Financial markets have been surprisingly quiet before the last quarter of the year that could be filled with economic events, financial and political drama, according to Wall Street Journal (WSJ).
Investment fund managers said that recent silence hides uncertainty, and they are preparing their portfolios for a possible rise on the markets, but also to withstand shocks ranging from Europe issues to new monetary relaxation measures from central banks and changes at the leadership of the two largest economies, the U.S. and China. “We certainly not ignore the possibility of negative market developments,” said Tahnoon Pasha, CEO, Equities and Fixed Income Operations at Aviva Investors Asia Pacific.
The speech on Friday by the U.S. Federal Reserve (Fed) chairman Ben Bernanke, was, in a sense, the start of the new season, writes the WSJ. Bernanke defended Fed’s monetary policies and fueled expectations for a new economic stimulus, supporting U.S. companies, gold price, oil and the price of ten-year U.S. Treasury bonds.
Bernanke’s comments are just the tip of the iceberg in terms of the impact the central banks likely will have on markets. In Europe, investors expect the President of European Central Bank (ECB) to live up to promises to do “whatever it takes” to save the euro. Some investors interpreted China’s announcement Saturday regarding last month’s contraction in manufacturing activity as a sign that China will add extra incentives, considered so far too mild.
This week marks the beginning of the fall in the U.S. and Europe, a time when investors return from summer break and resume transactions with an eye toward their year-end financial results. Trading volumes should increase, as well as volatility.
Investors want to know if current growth is sustainable. It gains more ground the opinion that, if political leaders and central banks are not up to market expectations, there could another round of massive sale of assets.
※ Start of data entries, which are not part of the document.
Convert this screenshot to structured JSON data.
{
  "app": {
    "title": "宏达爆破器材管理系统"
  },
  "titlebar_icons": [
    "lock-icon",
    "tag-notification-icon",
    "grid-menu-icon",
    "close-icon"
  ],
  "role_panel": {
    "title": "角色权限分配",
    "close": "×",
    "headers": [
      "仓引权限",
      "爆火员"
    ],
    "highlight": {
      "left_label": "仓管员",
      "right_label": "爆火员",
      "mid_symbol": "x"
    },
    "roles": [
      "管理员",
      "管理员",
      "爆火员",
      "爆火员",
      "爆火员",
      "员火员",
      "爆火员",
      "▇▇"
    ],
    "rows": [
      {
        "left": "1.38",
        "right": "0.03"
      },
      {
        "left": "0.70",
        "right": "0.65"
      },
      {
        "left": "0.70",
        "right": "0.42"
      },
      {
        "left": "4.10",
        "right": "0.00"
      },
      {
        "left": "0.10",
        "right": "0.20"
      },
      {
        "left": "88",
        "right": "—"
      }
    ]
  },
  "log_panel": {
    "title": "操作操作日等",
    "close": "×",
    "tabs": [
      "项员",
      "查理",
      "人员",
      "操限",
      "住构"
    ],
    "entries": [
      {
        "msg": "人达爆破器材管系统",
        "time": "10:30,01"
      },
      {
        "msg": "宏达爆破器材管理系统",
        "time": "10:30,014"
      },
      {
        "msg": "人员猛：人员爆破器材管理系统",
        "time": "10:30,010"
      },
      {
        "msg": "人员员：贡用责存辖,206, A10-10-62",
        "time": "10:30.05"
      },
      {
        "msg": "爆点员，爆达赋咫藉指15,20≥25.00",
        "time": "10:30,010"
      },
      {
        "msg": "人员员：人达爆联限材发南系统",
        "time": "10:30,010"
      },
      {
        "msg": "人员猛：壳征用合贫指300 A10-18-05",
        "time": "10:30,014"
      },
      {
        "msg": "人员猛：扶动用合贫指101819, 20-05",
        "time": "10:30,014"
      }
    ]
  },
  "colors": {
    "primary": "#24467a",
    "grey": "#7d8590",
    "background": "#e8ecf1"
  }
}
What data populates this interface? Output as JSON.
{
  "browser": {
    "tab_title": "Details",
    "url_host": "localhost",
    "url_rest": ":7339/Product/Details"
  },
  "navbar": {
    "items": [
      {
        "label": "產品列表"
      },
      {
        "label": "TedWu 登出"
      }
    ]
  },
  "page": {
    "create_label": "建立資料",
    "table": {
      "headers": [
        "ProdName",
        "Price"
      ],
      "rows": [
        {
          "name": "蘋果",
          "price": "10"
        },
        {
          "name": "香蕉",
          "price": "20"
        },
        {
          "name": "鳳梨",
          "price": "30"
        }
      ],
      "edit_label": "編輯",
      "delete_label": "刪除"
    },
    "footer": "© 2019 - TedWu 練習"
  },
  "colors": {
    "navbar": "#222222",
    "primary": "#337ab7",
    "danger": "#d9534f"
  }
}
Short-term news is expected especially in Europe, with a meeting of the ECB on Thursday that could bring more clarity on bond purchase program, followed next week by a decision of the German Constitutional Court on the legality of European Stability Mechanism. After several years of waiting vis-a-vis the situation in Europe, investors are not convinced that a permanent solution is near.
“Not that I would expect strong political decisions, but I hope to see more transparency about what will follow,” said Tim Schroeders, fund manager at Pengana Capital in Melbourne, which manages assets of $1 billion. Schroeders said that he retains exposure to certain risky assets, but at the same time he stays with investments that are easily traded and avoids shares with low liquidity, as volatility is expected to remain high until the end of the year.
“After September we will probably have further confirmation that Europe may defer any major restructuring, with a positive effect on short-term financial markets,” said James White, an analyst at First State Investments, a company which manages assets of $148.8 billion.
Investors are also carefully following the Chines political change at the top in October and the U.S. presidential election in early November, both events having the potential to lead to new economic incentives.
Fundamentals of current market growth trend are different from those of positive period at the beginning of the year, when the MSCI index for Asia excluding Japan rose by 22% between November and February, according to HSBC analysts.
Previous period of growth was driven largely by the ECB announcement on longer-term refinancing operations, through which European banks were able to borrow money at low interest rates. In the current period of recovery, the markets mainly reacted to the expectations that something will happen and the growth takes place in a difficult climate, during the deterioration of profit estimates and a decline in trading volumes.
Problems have begun to emerge, according to WSJ, with the MSCI Asia excluding Japan index declining by 2.8% compared to August 23, while there is lower optimism regarding central banks’ actions, in the absence of new information in this regard.